Longtemps, la vie culturelle en Algérie s’est construite sous le signe d’un pilotage quasi exclusif par les pouvoirs publics.
Salles de spectacles, festivals, soutien aux artistes, programmation : l’État a assuré l’essentiel, parfois au prix d’une dépendance structurelle. Cette organisation a permis de maintenir une activité artistique minimale, mais elle a aussi installé durablement l’idée que la culture relevait avant tout de la subvention, rarement de l’investissement. Pendant ce temps, dans de nombreux pays, la culture s’est affirmée comme un secteur économique à part entière, capable de créer de l’emploi, de générer des revenus et de renforcer l’attractivité des territoires.
Premiers signes d’une mutation silencieuse
Depuis quelques années, le paysage commence pourtant à évoluer. Des initiatives privées, encore discrètes mais de plus en plus structurées, apparaissent et esquissent une autre manière de penser la culture : non plus uniquement comme une mission institutionnelle, mais aussi comme un espace de création de valeur, d’innovation et de rayonnement urbain. Dans cette mutation progressive, Oran s’impose comme un terrain d’expérimentation singulier.
Déjà reconnue pour son effervescence artistique et son héritage musical, la ville s’est transformée en laboratoire d’un investissement culturel en construction. Théâtre, cinéma, musique, arts visuels ou mode : plusieurs projets portés par des opérateurs privés ont vu le jour, dessinant les contours d’un mécénat évolutif, glissant peu à peu vers un véritable investissement structuré. À l’échelle nationale, la dynamique reste encore embryonnaire. À l’échelle locale, elle est suffisamment lisible pour interroger les modèles établis.

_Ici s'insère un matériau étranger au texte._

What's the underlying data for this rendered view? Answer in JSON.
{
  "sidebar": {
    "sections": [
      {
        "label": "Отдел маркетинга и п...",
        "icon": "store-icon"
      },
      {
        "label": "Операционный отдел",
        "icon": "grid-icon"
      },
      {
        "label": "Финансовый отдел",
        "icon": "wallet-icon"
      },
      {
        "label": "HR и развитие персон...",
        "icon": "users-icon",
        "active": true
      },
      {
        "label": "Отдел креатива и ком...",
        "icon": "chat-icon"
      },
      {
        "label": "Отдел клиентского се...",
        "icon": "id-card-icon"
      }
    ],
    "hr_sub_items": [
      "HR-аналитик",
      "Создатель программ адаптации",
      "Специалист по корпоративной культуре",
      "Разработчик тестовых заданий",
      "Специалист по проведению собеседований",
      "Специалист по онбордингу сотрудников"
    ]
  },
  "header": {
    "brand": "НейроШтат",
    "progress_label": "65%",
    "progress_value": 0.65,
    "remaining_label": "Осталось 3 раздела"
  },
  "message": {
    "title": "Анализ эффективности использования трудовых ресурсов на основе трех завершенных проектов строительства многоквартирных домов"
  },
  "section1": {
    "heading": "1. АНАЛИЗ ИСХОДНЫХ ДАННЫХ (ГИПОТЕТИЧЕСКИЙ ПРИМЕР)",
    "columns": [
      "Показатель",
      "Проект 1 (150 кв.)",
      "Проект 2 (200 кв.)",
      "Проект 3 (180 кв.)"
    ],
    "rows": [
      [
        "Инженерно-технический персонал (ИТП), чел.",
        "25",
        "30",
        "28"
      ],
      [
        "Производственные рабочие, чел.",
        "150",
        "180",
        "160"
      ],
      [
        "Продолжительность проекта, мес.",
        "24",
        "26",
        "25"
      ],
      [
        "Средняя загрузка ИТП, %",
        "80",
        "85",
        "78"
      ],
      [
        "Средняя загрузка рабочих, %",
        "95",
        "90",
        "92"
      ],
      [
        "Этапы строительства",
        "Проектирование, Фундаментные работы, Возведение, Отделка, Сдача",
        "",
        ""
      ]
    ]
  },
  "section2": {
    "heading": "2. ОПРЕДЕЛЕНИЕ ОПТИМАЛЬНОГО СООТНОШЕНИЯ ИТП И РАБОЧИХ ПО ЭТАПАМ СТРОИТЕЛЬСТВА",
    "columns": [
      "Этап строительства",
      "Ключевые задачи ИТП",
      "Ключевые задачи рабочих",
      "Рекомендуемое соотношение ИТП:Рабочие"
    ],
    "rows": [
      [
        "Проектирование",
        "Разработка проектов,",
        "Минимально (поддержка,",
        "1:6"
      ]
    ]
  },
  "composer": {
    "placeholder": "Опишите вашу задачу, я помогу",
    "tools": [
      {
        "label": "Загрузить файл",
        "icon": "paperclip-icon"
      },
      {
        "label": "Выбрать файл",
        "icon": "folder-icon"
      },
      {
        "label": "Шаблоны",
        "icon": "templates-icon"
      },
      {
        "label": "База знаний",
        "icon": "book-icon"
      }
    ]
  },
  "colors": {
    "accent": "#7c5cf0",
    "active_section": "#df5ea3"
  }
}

Complémentarité public-privé : une dynamique assumée
Le spectacle vivant illustre de manière emblématique ce tournant. L’ouverture, ces dernières années, d’un premier théâtre privé à Oran a marqué un moment symbolique pour le secteur. Financé par un opérateur privé, cet espace de taille modeste a fait le choix d’une programmation variée, mêlant théâtre, stand-up, lectures, rencontres littéraires et concerts intimistes. Conçu comme un lieu de création autant que de transmission, il accueille également des ateliers et des sessions de formation consacrés à l’écriture, à la danse ou aux métiers du design. L’expérience a ouvert la voie à un second projet, actuellement en cours de réalisation, prévoyant une salle de plus grande capacité accompagnée d’une académie de musique.
Le cinéma, moteur structurant de l’investissement privé
C’est dans le cinéma que l’investissement privé a trouvé l’une de ses expressions les plus abouties. L’ouverture, en 2022, du premier multiplexe de cinéma du pays à Oran a constitué un événement majeur pour le secteur du septième art. Conçue selon des standards technologiques internationaux et réalisée par des compétences nationales, l’infrastructure comprend plusieurs salles, ainsi que des espaces dédiés à la formation, aux ciné-clubs et aux rencontres professionnelles. Le projet dépasse la simple projection de films : il vise à structurer un réseau de diffusion, à soutenir la production nationale et à recréer une culture de la salle auprès de nouveaux publics.
Vers un modèle encore fragile mais porteur
Autour de ces projets structurants gravitent également des librairies indépendantes animées, des bibliothèques privées, des galeries d’art installées dans des espaces non conventionnels et des initiatives de formation artistique portées par des acteurs locaux. Pris isolément, chacun de ces projets peut paraître modeste. Ensemble, ils dessinent toutefois les contours d’un modèle émergent, fondé sur une complémentarité assumée entre action publique et investissement privé.
Si l’expérience oranaise reste encore limitée, elle n’en demeure pas moins révélatrice. Elle montre que la culture peut être envisagée comme un levier d’animation urbaine, de cohésion sociale et de développement touristique. Cinéma, musique, arts de la scène, ou édition ne relèvent plus uniquement du symbolique. Ils constituent des filières structurées, capables de contribuer à la croissance et à la transformation des villes. À Oran, cette prise de conscience est déjà à l’œuvre. Reste à savoir si elle saura, à terme, essaimer au-delà de ses frontières. L’appel est lancé.